High street fashion giant New Look has been dealt a fresh financial blow as a key insurer cancelled its cover against insolvency to its suppliers.
According to The Times, leading credit insurer Euler Hermes has stopped selling cover on new shipments of goods to the retailer, though some “residual” cover reportedly remains for its clients with existing orders.
Other insurers, including QBE, are understood to have reduced levels of cover for the fashion retailer.
The move demonstrates a concerning lack of confidence in New Look, which has been struggling with falling sales and is being dragged down by a £1 billion debt pile.
Credit insurance protects suppliers in the eventuality that a customer goes bust before the payment for an order can be made.
Refusing to provide cover lays bare a growing lack of confidence in the retailer.
The ramifications can damage more than investor confidence, as suppliers will demand payment upfront when insurance is not available.
BHS, Woolworths and Comet all saw their insurers cancel cover before their collapse.
The recent Steinhoff accounting scandal has driven the fresh lack of confidence in New Look.

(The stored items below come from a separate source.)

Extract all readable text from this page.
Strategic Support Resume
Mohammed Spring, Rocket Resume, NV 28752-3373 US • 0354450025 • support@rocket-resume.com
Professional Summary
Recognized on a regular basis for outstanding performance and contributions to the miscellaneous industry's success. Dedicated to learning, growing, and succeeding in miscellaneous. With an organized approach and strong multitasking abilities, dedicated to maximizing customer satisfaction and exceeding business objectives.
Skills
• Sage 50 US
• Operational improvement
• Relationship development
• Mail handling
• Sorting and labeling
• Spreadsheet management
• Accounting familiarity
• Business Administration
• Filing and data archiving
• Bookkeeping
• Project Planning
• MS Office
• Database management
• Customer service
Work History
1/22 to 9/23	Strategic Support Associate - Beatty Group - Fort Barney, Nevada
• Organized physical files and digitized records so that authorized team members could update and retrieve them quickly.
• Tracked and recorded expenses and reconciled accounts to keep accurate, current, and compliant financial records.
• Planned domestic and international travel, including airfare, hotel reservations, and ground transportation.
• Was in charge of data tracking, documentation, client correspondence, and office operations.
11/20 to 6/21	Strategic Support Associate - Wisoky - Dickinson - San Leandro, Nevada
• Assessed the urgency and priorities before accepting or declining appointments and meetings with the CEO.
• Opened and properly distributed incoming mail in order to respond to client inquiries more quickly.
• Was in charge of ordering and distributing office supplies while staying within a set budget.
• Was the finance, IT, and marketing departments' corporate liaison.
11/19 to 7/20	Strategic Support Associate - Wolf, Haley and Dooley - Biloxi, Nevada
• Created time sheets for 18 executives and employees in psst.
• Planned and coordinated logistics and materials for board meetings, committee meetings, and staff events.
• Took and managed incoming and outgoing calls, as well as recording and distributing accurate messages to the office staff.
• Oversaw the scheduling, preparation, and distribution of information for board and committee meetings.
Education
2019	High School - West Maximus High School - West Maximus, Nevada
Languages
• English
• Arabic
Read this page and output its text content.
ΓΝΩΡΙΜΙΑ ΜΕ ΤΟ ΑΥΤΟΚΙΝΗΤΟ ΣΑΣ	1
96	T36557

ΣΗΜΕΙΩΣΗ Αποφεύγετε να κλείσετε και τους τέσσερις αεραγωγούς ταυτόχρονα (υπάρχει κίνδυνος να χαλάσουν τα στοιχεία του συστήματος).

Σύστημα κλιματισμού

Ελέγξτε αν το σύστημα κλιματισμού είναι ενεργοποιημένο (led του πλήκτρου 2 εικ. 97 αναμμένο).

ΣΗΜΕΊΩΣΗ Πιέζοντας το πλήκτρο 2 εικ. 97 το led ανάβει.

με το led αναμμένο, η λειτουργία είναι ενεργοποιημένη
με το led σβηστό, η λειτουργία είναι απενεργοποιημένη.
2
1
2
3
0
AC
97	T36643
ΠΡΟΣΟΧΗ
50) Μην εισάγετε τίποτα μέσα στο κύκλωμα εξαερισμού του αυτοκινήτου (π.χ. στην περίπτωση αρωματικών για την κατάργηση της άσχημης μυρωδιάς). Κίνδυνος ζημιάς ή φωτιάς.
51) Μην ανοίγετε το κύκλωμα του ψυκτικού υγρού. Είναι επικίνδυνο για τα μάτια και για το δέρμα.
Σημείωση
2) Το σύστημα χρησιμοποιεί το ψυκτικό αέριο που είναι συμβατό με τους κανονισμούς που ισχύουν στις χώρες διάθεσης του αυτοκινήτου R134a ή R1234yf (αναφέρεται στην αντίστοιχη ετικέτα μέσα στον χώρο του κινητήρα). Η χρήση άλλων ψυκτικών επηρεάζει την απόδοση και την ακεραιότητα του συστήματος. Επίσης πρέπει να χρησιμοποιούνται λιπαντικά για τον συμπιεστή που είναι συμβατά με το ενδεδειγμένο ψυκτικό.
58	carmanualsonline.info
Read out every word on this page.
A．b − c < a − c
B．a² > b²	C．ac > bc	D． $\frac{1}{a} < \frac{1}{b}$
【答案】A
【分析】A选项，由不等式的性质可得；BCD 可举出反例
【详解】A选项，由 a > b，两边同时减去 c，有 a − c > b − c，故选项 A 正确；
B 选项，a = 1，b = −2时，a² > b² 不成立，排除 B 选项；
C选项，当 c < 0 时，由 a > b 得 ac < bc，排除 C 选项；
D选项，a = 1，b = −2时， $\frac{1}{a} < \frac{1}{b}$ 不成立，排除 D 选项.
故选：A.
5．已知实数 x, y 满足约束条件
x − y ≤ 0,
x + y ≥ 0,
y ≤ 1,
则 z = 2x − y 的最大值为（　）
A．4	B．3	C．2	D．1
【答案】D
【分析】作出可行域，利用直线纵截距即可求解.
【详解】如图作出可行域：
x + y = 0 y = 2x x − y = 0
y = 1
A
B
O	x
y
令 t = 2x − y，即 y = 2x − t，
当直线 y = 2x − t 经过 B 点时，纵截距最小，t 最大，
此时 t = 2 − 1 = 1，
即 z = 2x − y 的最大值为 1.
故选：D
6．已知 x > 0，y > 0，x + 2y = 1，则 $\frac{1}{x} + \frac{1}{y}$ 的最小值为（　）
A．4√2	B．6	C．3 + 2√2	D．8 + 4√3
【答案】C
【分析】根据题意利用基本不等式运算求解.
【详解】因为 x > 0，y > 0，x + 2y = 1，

Christo Weise, Steinhoff’s largest shareholder who recently stepped down as chairman and interim chief executive, also holds the largest stake in New Look’s parent company Brait.
Brait purchased a 90 per cent stake in New Look in 2015, before writing down the retailer’s value to zero in November after it wracked up a £10.4 million loss.
New Look states it has “adequate liquidity” to help it through the rough patch, although it faces a bond payment of £40 million in May and has seen bonds trading at between 20 per cent and 40 per cent of their face value in recent weeks.